Pernyataan Billy mengenai laki-laki romantis pun disampaikannya dengan gaya bercanda yang selama ini menjadi ciri khasnya ketika berbicara di hadapan publik. Meski menggunakan istilah yang cukup tegas, inti pandangannya bukan menolak tindakan romantis dalam sebuah hubungan. Ia lebih menyoroti pentingnya tindakan yang sesuai dengan karakter serta kebutuhan pasangan dibandingkan sekadar mengikuti standar romantisme yang dibentuk orang lain. Memberikan bunga, makan malam bersama, atau memberikan hadiah tetap dapat dilakukan selama tindakan tersebut memang mempunyai arti bagi pasangan. Billy menilai perhatian yang diberikan secara tepat dapat terasa lebih bermakna dibandingkan gestur besar yang dilakukan tanpa memahami keinginan orang yang menerimanya. Cara pandang tersebut juga terlihat dari bagaimana ia memilih hadiah anniversary untuk Vika.
Memasuki tahun kedua pernikahan, Billy dan Vika juga mulai mendapatkan pertanyaan mengenai kemungkinan menambah anggota keluarga. Billy mengaku terbuka apabila dirinya kembali mendapatkan momongan, tetapi tidak ingin terlalu memaksakan mengenai waktunya. Ia memilih menjalani kehidupan rumah tangga bersama Vika dengan menikmati proses yang sedang berlangsung. Kehadiran anak berikutnya menurut Billy merupakan sesuatu yang akan diterima dengan bahagia apabila waktunya memang telah tiba. Sikap santai tersebut sejalan dengan cara Billy membicarakan berbagai hal dalam rumah tangganya, termasuk mengenai romantisme. Baginya, kebahagiaan keluarga tidak harus selalu dibangun berdasarkan ekspektasi orang lain, melainkan melalui komunikasi dan pemahaman antara dirinya dengan Vika.

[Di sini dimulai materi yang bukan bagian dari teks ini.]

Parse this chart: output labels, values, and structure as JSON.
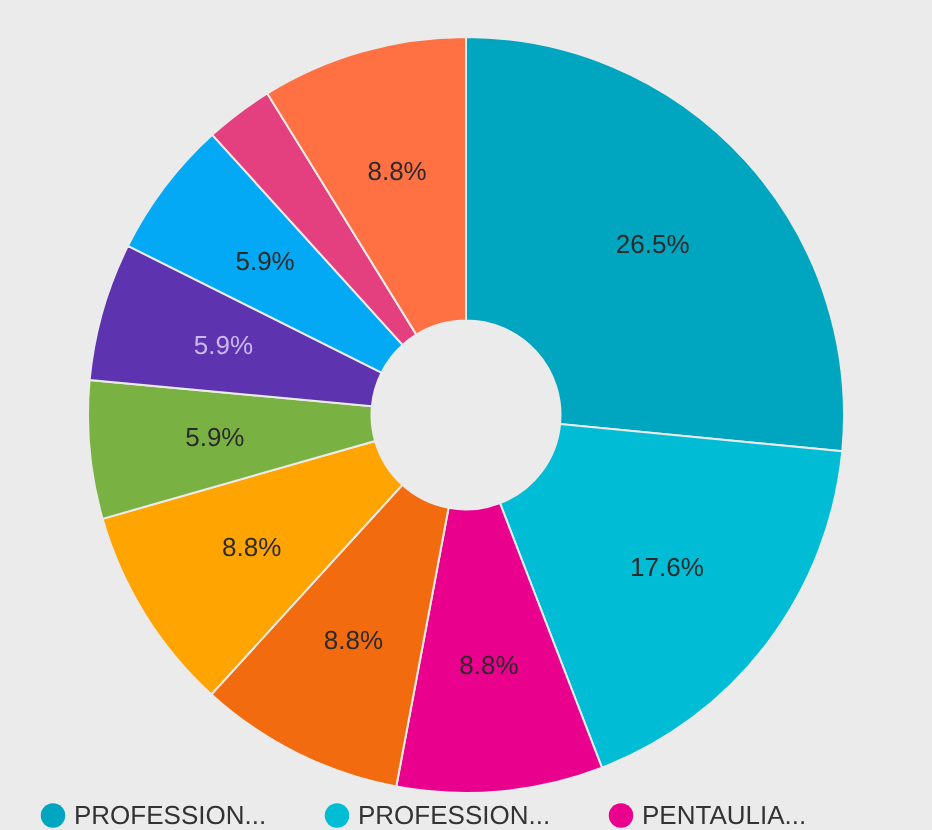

Pandangan Billy Syahputra mengenai romantisme pada akhirnya memperlihatkan caranya sendiri dalam menjalani hubungan dengan Vika Kolesnaya. Ia mungkin tidak ingin disebut sebagai laki-laki romantis, tetapi tetap berusaha memberikan perhatian berdasarkan hal-hal yang disukai istrinya. Buket uang pada anniversary kedua menjadi salah satu contoh bagaimana Billy menggabungkan sifat praktisnya dengan keinginan Vika mendapatkan bunga. Ia juga bersedia mengikuti keinginan sang istri untuk menikmati makan malam romantis meskipun tidak menganggap dirinya sebagai pria yang gemar melakukan gestur semacam itu. Bagi Billy, memahami pasangan, memiliki kepekaan, dan mengetahui apa yang membuat pasangan bahagia jauh lebih penting daripada sekadar mendapatkan predikat romantis. Prinsip tersebut yang ingin terus dipertahankannya dalam menjalani kehidupan rumah tangga bersama Vika.